Неронов слушал, тая в бороде горькую усмешку, поглядывал на Аввакума. Уж как того-то обхаживали в родном сельце Григорове и других, он знал. И за долгие службы, и за единогласное чтение не раз кровянили, своими боками платил за принуждение ко многим земным поклонам, строгим постам, за патриаршьи пошлины. Посматривал – не заговорит ли, но протопоп молчал, горячими глазами сочувственно глядя на Даниила.
– Нестроение великое, – вздохнул Неронов. – Указ царский о единогласном пении не блюдут, что им указ! В храмах Божьих гвалт, шушуканье, детишки бегают, шалят, тут баб щупают без зазренья, те повизгивают, как сучонки. Клирошане поют, надрываются, а за гвалтом и не слыхать пения. Обедни не выстаивают, уходят. У меня в Казанской такого срама нет, но чую – надвигается и сюда сором.
– Длинно, говорят, поём, – хмыкнул Даниил, – пахать надо, а тут стой, слушай цельный день. Что скажешь? Плохие мы пастыри, овец своих распустили, как собрать в стадо Христово? Их ересь дьявольская пасёт, прелести сатанинские управляют, а мы в Москву, в сугреву, сбежались. Тут за живот свой не боязно, да и власть большая рядом. А ладно ли – бегать? Бог терпел… Я поутру к себе в Кострому потянусь.
– Ну и я в свой Муром подамся, – пристукнул кулаком о колено Лазарь. – А что? Как лён, трепали, а жив! Дале учну ратоборствовать с соловьями-разбойниками.
– Бог тебе в помощь, воин ты наш Аникушка, – с серьезным видом пошутил Аввакум. – Ничего не бойсь, тебя Господь наш, как тезку твоего праведника Лазаря, воскресит, коли удавят. Муромец ты наш, виноборец.
Заулыбалась, повеселела братия.
Прошел час и другой, ушедшие к царю не возвращались. Свернувший было в сторону разговор вновь вернулся к церковному нестроению. Здесь, в хоромине Стефана, сидела и ждала решения государя в основном не московская братия ревнителей древлего благочестия, а с российских окраин. Была и другая – столичная, также твердо стоящая за веру отцов и дедов, которую в Москве поддерживали куда как знатные, государевы, люди. Эта вторая группа ревнителей от своих прихожан обид почти не имела: тут, в Белокаменной, всякие приказы под боком, в том числе страшный Разбойный с Земским и Патриаршим. Зато протопопам – старшим священникам, – служащим по дальним и недальним городам и городишкам, от заушений и пинков спасу не было. И заводилами побоищ были, как правило, сельские попы – безграмотные пьяницы и блудники.

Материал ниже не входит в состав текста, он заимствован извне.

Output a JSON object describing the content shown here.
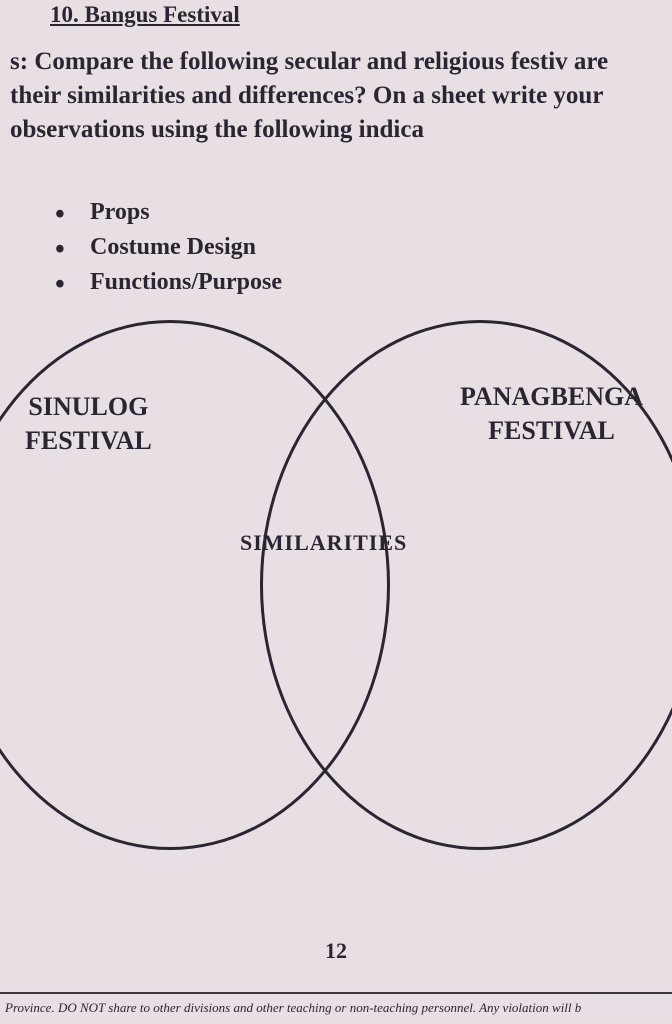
{
  "header": {
    "question_number": "10. Bangus Festival"
  },
  "instructions": {
    "prefix": "s:",
    "text": "Compare the following secular and religious festiv are their similarities and differences? On a sheet write your observations using the following indica"
  },
  "bullets": {
    "item1": "Props",
    "item2": "Costume Design",
    "item3": "Functions/Purpose"
  },
  "venn": {
    "left_label_line1": "SINULOG",
    "left_label_line2": "FESTIVAL",
    "right_label_line1": "PANAGBENGA",
    "right_label_line2": "FESTIVAL",
    "center_label": "SIMILARITIES"
  },
  "page_number": "12",
  "footer": "Province. DO NOT share to other divisions and other teaching or non-teaching personnel. Any violation will b",
  "colors": {
    "background": "#e8dfe4",
    "text": "#2a2530",
    "circle_border": "#2a2530"
  }
}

И столичные и дальних приходов ревнители благочестия дружно прислушивались к царскому духовнику Стефану. Он и при жизни патриарха Иосифа фактически заменял его, написал и напечатал книгу «О вере», в ней признавал необходимость тщательного исправления русских книг по греческим оригиналам, доказывал – наши служебники давно подпорчены плохими переводчиками, исподволь, мало-помалу, готовил народ к непростому, взрывоопасному делу. «Муж, строящий мир церкви, – называли его, – не хитрословием силен, но простотой сердца». Однако начинать широкую реформу надо было не с сопоставления отеческих книг с греческими, не в выискивании в них расхожестей в отдельных малозначащих словах, что, в общем, не нарушало обряда, а в первую очередь с причта московских церквей, одновременно приводя в беспрекословный порядок и все остальные епархии и приходы обширной России. И Стефан настойчиво добивался своего. Битых, изгнанных из городских и сельских церквей строгих священников он на время пристроил рядом с собой, произвёл близких ему в протопопы, чтобы их, молодых и деятельных воинов церкви, послать на подвиг духовный в такие буйные городки, как Юрьевец-Повольской, Муром или куда похлеще. Митрополита или епископа в такую глушь и страсть не направишь – года не те, а и попривыкли, смирились с упадком нравов: о покое мирском и покое вечном их думы.